Hardening Firefox for Privacy

Firefox is one of the few mainstream browsers that gives you meaningful control over privacy settings. Unlike Chromium-based browsers, Firefox is developed by Mozilla — a nonprofit with no advertising business model. Out of the box, Firefox is decent, but with targeted configuration changes you can dramatically reduce tracking, fingerprinting, and data leakage without sacrificing usability for daily browsing.

Step 1: Built-in Privacy Settings

Start with the settings accessible through the normal preferences UI. Navigate to Settings > Privacy & Security and adjust the following:

• Set Enhanced Tracking Protection to Strict. This blocks social media trackers, cross-site cookies, fingerprinters, and cryptominers.
• Under Cookies and Site Data, enable "Delete cookies and site data when Firefox is closed."
• Disable all Firefox data collection under "Firefox Data Collection and Use."
• Set your default search engine to DuckDuckGo, Startpage, or SearXNG.
• Under HTTPS-Only Mode, select "Enable HTTPS-Only Mode in all windows."

Step 2: about:config Tweaks

Type about:config in the address bar to access advanced settings. These changes significantly improve privacy with minimal impact on browsing functionality.

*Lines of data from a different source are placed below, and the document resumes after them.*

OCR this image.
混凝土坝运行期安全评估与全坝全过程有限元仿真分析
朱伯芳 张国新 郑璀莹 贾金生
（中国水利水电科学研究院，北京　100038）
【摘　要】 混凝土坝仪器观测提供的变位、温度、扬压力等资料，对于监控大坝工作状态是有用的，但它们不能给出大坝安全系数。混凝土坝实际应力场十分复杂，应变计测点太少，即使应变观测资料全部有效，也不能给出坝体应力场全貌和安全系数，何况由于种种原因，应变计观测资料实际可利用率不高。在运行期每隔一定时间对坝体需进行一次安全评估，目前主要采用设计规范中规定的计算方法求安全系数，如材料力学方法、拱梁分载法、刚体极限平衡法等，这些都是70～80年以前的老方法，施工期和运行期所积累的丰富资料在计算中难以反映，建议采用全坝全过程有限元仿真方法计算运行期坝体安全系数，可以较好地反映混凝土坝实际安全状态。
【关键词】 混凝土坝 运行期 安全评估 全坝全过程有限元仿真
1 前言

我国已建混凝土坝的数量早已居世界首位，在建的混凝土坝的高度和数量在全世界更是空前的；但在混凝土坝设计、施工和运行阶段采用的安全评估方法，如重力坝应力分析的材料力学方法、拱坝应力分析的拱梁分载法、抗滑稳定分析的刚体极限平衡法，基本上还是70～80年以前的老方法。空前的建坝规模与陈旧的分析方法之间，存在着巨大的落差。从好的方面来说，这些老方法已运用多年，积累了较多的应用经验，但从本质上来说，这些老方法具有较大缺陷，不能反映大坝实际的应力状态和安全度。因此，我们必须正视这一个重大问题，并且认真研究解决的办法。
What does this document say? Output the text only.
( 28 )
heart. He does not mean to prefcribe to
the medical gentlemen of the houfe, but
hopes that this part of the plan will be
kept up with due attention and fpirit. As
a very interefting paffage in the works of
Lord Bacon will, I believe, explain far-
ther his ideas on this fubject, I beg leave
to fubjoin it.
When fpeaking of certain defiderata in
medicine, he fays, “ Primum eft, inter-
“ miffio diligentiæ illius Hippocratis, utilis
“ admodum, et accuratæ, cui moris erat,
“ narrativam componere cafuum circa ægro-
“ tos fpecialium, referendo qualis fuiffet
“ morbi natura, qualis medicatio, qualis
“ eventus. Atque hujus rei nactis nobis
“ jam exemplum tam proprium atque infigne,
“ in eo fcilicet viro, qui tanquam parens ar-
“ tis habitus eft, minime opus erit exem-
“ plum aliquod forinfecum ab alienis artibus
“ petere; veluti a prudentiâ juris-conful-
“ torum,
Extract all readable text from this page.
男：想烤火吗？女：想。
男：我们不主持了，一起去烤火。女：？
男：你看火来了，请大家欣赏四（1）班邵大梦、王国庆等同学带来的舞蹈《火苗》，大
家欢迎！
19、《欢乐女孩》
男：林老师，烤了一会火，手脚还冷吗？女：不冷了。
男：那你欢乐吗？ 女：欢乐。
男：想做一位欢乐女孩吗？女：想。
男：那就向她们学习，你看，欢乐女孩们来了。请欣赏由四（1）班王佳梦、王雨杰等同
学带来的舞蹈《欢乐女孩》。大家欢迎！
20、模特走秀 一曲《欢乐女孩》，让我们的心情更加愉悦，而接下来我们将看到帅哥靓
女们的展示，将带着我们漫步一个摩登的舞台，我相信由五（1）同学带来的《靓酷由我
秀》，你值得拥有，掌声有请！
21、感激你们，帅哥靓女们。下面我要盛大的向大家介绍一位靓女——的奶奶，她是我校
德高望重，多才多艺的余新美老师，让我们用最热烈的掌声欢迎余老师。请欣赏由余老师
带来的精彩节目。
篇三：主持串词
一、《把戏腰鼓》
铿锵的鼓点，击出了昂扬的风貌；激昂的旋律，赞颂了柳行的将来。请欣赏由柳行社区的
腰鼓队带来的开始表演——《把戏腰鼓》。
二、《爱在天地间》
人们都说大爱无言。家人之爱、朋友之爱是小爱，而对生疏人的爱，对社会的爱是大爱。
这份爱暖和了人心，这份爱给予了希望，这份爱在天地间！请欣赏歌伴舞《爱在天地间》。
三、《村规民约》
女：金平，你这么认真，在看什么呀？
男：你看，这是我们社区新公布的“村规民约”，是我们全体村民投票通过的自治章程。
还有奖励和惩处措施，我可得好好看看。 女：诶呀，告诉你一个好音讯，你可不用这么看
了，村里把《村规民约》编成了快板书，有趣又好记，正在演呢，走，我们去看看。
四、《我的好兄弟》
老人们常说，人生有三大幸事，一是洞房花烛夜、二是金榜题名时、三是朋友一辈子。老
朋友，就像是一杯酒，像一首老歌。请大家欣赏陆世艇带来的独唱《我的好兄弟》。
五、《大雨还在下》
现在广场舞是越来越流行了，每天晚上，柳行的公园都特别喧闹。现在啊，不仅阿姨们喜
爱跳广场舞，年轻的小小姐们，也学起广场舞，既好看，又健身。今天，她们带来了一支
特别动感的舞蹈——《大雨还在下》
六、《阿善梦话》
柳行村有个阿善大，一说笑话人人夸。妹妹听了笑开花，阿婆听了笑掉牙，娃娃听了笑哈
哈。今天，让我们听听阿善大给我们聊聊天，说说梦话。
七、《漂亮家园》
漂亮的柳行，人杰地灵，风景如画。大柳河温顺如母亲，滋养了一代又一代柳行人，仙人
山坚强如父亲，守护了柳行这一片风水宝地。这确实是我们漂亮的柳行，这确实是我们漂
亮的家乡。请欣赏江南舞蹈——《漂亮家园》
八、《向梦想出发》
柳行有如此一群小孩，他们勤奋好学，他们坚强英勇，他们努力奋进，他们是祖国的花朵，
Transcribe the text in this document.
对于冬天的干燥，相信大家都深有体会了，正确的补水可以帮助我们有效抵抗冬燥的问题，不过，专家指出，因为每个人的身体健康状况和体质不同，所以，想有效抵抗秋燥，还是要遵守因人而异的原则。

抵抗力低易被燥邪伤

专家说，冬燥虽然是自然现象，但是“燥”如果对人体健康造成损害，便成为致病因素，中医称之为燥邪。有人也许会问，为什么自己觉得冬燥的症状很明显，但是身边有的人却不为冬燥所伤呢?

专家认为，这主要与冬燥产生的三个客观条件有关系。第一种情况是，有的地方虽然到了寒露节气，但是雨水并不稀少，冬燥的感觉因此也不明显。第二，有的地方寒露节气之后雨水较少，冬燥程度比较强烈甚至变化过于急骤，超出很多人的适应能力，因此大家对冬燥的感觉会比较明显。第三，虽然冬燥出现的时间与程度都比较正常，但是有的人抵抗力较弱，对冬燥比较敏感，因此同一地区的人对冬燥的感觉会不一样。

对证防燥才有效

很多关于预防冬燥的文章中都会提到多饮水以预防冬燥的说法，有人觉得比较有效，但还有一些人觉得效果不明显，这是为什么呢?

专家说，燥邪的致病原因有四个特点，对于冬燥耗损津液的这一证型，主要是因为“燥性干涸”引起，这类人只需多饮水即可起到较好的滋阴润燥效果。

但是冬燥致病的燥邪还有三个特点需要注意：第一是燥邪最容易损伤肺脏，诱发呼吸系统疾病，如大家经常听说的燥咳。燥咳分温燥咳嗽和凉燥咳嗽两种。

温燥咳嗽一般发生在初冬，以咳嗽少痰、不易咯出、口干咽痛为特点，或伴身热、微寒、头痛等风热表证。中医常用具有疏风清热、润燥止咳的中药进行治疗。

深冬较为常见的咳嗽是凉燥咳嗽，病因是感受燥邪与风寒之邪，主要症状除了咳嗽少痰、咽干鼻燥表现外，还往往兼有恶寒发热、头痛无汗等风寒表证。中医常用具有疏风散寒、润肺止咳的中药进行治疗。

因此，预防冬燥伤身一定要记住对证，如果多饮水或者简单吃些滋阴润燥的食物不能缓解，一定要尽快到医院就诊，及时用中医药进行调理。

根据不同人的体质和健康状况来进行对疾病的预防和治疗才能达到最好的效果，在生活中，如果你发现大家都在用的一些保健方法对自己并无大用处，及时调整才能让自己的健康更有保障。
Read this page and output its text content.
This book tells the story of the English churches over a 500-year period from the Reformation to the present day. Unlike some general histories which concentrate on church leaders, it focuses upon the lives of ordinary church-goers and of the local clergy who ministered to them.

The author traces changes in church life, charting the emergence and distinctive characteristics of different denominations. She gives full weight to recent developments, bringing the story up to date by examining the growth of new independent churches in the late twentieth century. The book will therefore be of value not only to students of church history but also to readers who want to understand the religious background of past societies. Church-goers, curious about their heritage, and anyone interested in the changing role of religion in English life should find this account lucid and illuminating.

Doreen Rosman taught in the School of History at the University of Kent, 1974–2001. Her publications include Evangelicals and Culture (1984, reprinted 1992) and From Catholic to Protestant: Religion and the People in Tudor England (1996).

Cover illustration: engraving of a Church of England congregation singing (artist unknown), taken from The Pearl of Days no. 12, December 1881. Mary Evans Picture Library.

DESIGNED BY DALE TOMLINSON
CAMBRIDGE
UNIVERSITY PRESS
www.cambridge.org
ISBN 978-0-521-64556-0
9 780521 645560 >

// Disable WebRTC IP leak (prevents real IP exposure behind VPN)
media.peerconnection.enabled = false

// Disable telemetry and experiments
toolkit.telemetry.enabled = false
toolkit.telemetry.unified = false
app.shield.optoutstudies.enabled = false
experiments.enabled = false

// Disable prefetching (prevents DNS and connection leaks)
network.prefetch-next = false
network.dns.disablePrefetch = true
network.http.speculative-parallel-limit = 0

// Resist fingerprinting (spoofs timezone, screen size, etc.)
privacy.resistFingerprinting = true

// Disable Pocket, Snippets, and sponsored content
extensions.pocket.enabled = false
browser.newtabpage.activity-stream.feeds.section.topstories = false
browser.newtabpage.activity-stream.showSponsored = false
browser.newtabpage.activity-stream.showSponsoredTopSites = false

// Isolate cookies and cache to first-party domain
privacy.firstparty.isolate = true

// Disable password autofill to avoid clickjacking attacks
signon.autofillForms = false

Step 3: Essential Extensions

A small number of well-chosen extensions complement Firefox's built-in protections. Avoid installing too many, as each extension adds to your browser fingerprint.

• uBlock Origin — the most effective and efficient content blocker. Enable additional filter lists for annoyances and privacy.
• Multi-Account Containers — isolate sites into separate cookie jars to prevent cross-site tracking.
• Skip Redirect — bypasses tracking redirect pages that capture your click data.
• LocalCDN (or Decentraleyes) — serves common libraries locally instead of fetching from CDNs that track you.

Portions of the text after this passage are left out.